The mirage of the $1000 genome?

In the years following the completion of the first human genome, references were already being made to the potential impact of the “$1000 genome”. Even before extensive data was available to support the hypothesis, the idea that personal genome sequencing could be used to improve medical care had already taken root. With the subsequent development of next generation DNA sequencing (NGS) machines, a conceivable path to this sort of holy grail for biomedical science had been opened, while the constant and exponential reduction in sequencing costs further fostered this objective.

Fast forward to 2021, and there are now multiple private companies offering whole genome sequencing for far less than $1000 and a competitive market pushing these prices towards $100. All signs indicate that we have reached — and even passed — the era of the $100 genome, but does this reflect reality? A 2020 study by Schwarze et al. looking at the comprehensive cost of clinical sequencing, including clinical data analysis, demonstrates that real cost is far more than commonly quoted. Using real world data from a National Health Service (NHS) laboratory in the United Kingdom, their work shows that the full cost is closer to $5,700/cancer genome and ~$3,900/genome for rare disease trios. These values are similar to earlier published studies (although somewhat lower) and interestingly, while the sequencing reagents account for the large majority of cost (79-76%), the clinical bioinformatics is the second main cost. This represents 11% of the cost for cancer samples and 7.3% for rare diseases. This means that all other associated costs including samples processing, library construction and QC, data reporting and data archiving make up the remaining cost.

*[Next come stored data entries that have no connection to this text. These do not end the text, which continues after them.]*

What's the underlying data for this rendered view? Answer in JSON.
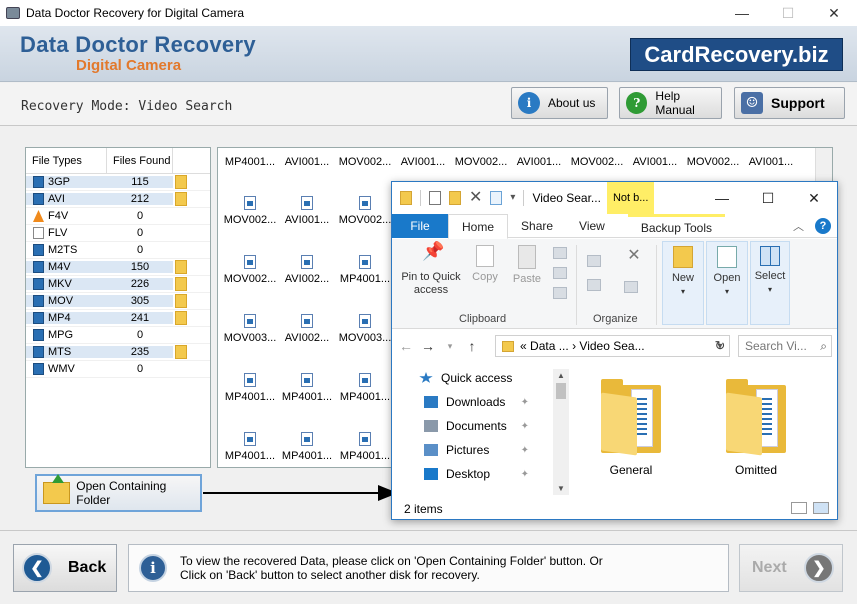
{
  "window": {
    "title": "Data Doctor Recovery for Digital Camera",
    "minimize": "—",
    "maximize": "☐",
    "close": "✕"
  },
  "header": {
    "brand_line1": "Data Doctor Recovery",
    "brand_line2": "Digital Camera",
    "site": "CardRecovery.biz"
  },
  "mode": {
    "text": "Recovery Mode: Video Search"
  },
  "topbuttons": {
    "about": "About us",
    "help": "Help Manual",
    "support": "Support"
  },
  "filetable": {
    "headers": [
      "File Types",
      "Files Found"
    ],
    "rows": [
      {
        "type": "3GP",
        "count": "115",
        "folder": true
      },
      {
        "type": "AVI",
        "count": "212",
        "folder": true
      },
      {
        "type": "F4V",
        "count": "0",
        "folder": false
      },
      {
        "type": "FLV",
        "count": "0",
        "folder": false
      },
      {
        "type": "M2TS",
        "count": "0",
        "folder": false
      },
      {
        "type": "M4V",
        "count": "150",
        "folder": true
      },
      {
        "type": "MKV",
        "count": "226",
        "folder": true
      },
      {
        "type": "MOV",
        "count": "305",
        "folder": true
      },
      {
        "type": "MP4",
        "count": "241",
        "folder": true
      },
      {
        "type": "MPG",
        "count": "0",
        "folder": false
      },
      {
        "type": "MTS",
        "count": "235",
        "folder": true
      },
      {
        "type": "WMV",
        "count": "0",
        "folder": false
      }
    ]
  },
  "thumbs": {
    "row0": [
      "MP4001...",
      "AVI001...",
      "MOV002...",
      "AVI001...",
      "MOV002...",
      "AVI001...",
      "MOV002...",
      "AVI001...",
      "MOV002...",
      "AVI001..."
    ],
    "grid": [
      [
        "MOV002...",
        "AVI001...",
        "MOV002..."
      ],
      [
        "MOV002...",
        "AVI002...",
        "MP4001..."
      ],
      [
        "MOV003...",
        "AVI002...",
        "MOV003..."
      ],
      [
        "MP4001...",
        "MP4001...",
        "MP4001..."
      ],
      [
        "MP4001...",
        "MP4001...",
        "MP4001..."
      ]
    ]
  },
  "open_folder_button": "Open Containing Folder",
  "explorer": {
    "title": "Video Sear...",
    "tools_tab": "Not b...",
    "tabs": {
      "file": "File",
      "home": "Home",
      "share": "Share",
      "view": "View",
      "backup": "Backup Tools"
    },
    "ribbon": {
      "pin_line1": "Pin to Quick",
      "pin_line2": "access",
      "copy": "Copy",
      "paste": "Paste",
      "clipboard": "Clipboard",
      "organize": "Organize",
      "new": "New",
      "open": "Open",
      "select": "Select"
    },
    "address": {
      "prefix": "«",
      "seg1": "Data ...",
      "sep": "›",
      "seg2": "Video Sea...",
      "search_placeholder": "Search Vi..."
    },
    "nav": [
      {
        "label": "Quick access",
        "pinned": false
      },
      {
        "label": "Downloads",
        "pinned": true
      },
      {
        "label": "Documents",
        "pinned": true
      },
      {
        "label": "Pictures",
        "pinned": true
      },
      {
        "label": "Desktop",
        "pinned": true
      }
    ],
    "folders": [
      "General",
      "Omitted"
    ],
    "status": "2 items"
  },
  "bottom": {
    "back": "Back",
    "info_line1": "To view the recovered Data, please click on 'Open Containing Folder' button. Or",
    "info_line2": "Click on 'Back' button to select another disk for recovery.",
    "next": "Next"
  }
}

This study, which was based on standardized sequencing of hundreds of patient genomes, clearly demonstrates that even today, the actual comprehensive costs for genome sequencing are well about the $1000 genome target. Moreover, while the cost of sequencing reagents will continue to decrease, the analysis of personal cancer genomes likely will not, due to the virtually infinite combinations of mutations may drive a cancer to develop. In this scenario, as the bioinformatics-related percentage of the total cost continues to increase over time, more attention will certainly be drawn to the development of new methods and resources to deal with the complex biological reality of understating cancer genetics.